Since 2008, an additional 22.5% of places have been reserved for other socially, educationally and economically disadvantaged students, or so-called Other Backward Classes (OBCs) in a bid to promote affirmative action.
With 50% in his final year examinations at school, Lal was at least 10 points below the cut-off mark for most students but the reservation meant he had a choice of subject.
Although there are still no official data on the number of students helped through reservation since it was expanded in 2008 - amid protests from higher castes - university academics and administrators agree it has helped many of the less privileged.
"Scheduled Caste students have entered the best government colleges through reservation. Many SC students are poor, have little awareness and lack communication skills," says Suman Verma, Joint Dean of Students at Delhi University in charge of reservation admissions for the past six years. "Left to themselves, they would never qualify for the best colleges."
Most reserved category students opt for the humanities. The demand is highest for Sanskrit, Hindi, geography, history, sociology and political science.
"These subjects help reserved category students prepare for Indian administrative services which also have reserved seats," Verma says. "But these students don't do well in technical subjects such as economics, maths, commerce and science," adding that he receives numerous requests for change of subject from SC/ST students in their second year of college.
Meanwhile, poor English - the medium of instruction in most institutions - poor schooling and difficult family backgrounds are blamed for the failure of many students to graduate.
"The government has invested little for remedial courses, extra tutorials or classes to improve communication of reserved-category students. Many students are also complacent after securing seats and don't give their best," says a senior official at the University of Hyderabad, a federally funded university, who spoke on condition he was not named.
But the official referred to the setting up of India's first tribal university as "affirmative action in its true sense".
Indira Gandhi National Tribal University, or IGNTU, was the first in the country to cater to the aspirations of India's forgotten tribal children. It was established in the central state of Madhya Pradesh in 2008 to promote education and research among tribal communities.
In its first year, the university admitted 282 students, 171 of them tribals. The majority of the students are the first generation in their families to attend college.
Among them is Shanti Chura who topped the first-year commerce class: "I dropped out after Class XII (final year of school) because I could not afford to travel several kilometres everyday to the nearest college. But when the university opened, I immediately applied," Chura says.
The university's Vice-chancellor, CD Singh, says: "Tribal students in little-known hamlets can never dream of going to college. We need more colleges and universities in tribal dominated districts to ensure affirmative action reaches those who need it the most."
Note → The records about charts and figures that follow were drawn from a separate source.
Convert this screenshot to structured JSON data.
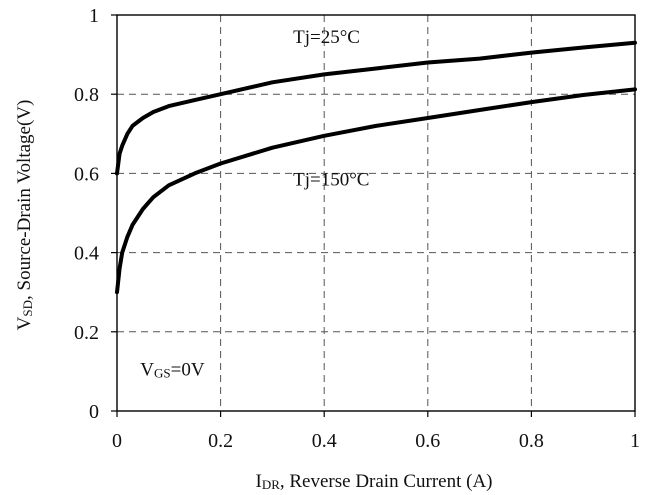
{
  "chart_data": {
    "type": "line",
    "xlabel": {
      "main": "I",
      "sub": "DR",
      "rest": ", Reverse Drain Current (A)"
    },
    "ylabel": {
      "main": "V",
      "sub": "SD",
      "rest": ", Source-Drain Voltage(V)"
    },
    "xlim": [
      0,
      1
    ],
    "ylim": [
      0,
      1
    ],
    "xticks": [
      0,
      0.2,
      0.4,
      0.6,
      0.8,
      1
    ],
    "xtick_labels": [
      "0",
      "0.2",
      "0.4",
      "0.6",
      "0.8",
      "1"
    ],
    "yticks": [
      0,
      0.2,
      0.4,
      0.6,
      0.8,
      1
    ],
    "ytick_labels": [
      "0",
      "0.2",
      "0.4",
      "0.6",
      "0.8",
      "1"
    ],
    "grid": "dashed, both axes",
    "series": [
      {
        "name": "Tj=25°C",
        "x": [
          0,
          0.005,
          0.01,
          0.02,
          0.03,
          0.05,
          0.07,
          0.1,
          0.15,
          0.2,
          0.3,
          0.4,
          0.5,
          0.6,
          0.7,
          0.8,
          0.9,
          1.0
        ],
        "y": [
          0.6,
          0.65,
          0.67,
          0.7,
          0.72,
          0.74,
          0.755,
          0.77,
          0.785,
          0.8,
          0.83,
          0.85,
          0.865,
          0.88,
          0.89,
          0.905,
          0.918,
          0.93
        ]
      },
      {
        "name": "Tj=150°C",
        "x": [
          0,
          0.005,
          0.01,
          0.02,
          0.03,
          0.05,
          0.07,
          0.1,
          0.15,
          0.2,
          0.3,
          0.4,
          0.5,
          0.6,
          0.7,
          0.8,
          0.9,
          1.0
        ],
        "y": [
          0.3,
          0.36,
          0.4,
          0.44,
          0.47,
          0.51,
          0.54,
          0.57,
          0.6,
          0.625,
          0.665,
          0.695,
          0.72,
          0.74,
          0.76,
          0.78,
          0.798,
          0.812
        ]
      }
    ],
    "annotations": [
      {
        "text": "Tj=25°C",
        "x": 0.34,
        "y": 0.945
      },
      {
        "text": "Tj=150°C",
        "x": 0.34,
        "y": 0.585
      },
      {
        "main": "V",
        "sub": "GS",
        "rest": "=0V",
        "x": 0.045,
        "y": 0.105
      }
    ],
    "colors": {
      "line": "#000000",
      "grid": "#555555",
      "axis": "#000000"
    }
  }
}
Meanwhile, recent data from the country's premier engineering institutions - the Indian Institutes of Technology or IITs - suggest the effects of reservation have been limited to the better-off among the reserved communities.
Two of every three OBC students selected to the elite IITs in 2009 would have made it without any quotas, according to the data.
"Our experience has been that the more privileged of the SC/ST have benefited most from reservation in higher education," says S.S. Murthy a professor at IIT Delhi. "To be able to compete you need resources which are not available to kids in villages and small towns."
Murthy collected data from the first-year class at IIT Punjab: "Out of a class of 50, there were perhaps three or four students who had not enrolled for coaching classes."
He refers to expensive private crammers that charge hefty fees to help students crack competitive entrance examinations, including for the IITs. Murthy found the more privileged of the reservation students had attended the best coaching institutes alongside other candidates
Details of scores in the last test year revealed that some 1,300 of 1,930 OBC students admitted to the IITs secured marks in the Joint Entrance Examination that would have guaranteed them seats even without quotas.
"All these [reserved] seats have definitely helped. But it is very small in comparison to the total population of SC/ST. The poorest among the SC/ST are still out of the education loop," says sociologist Professor Dipankar Gupta.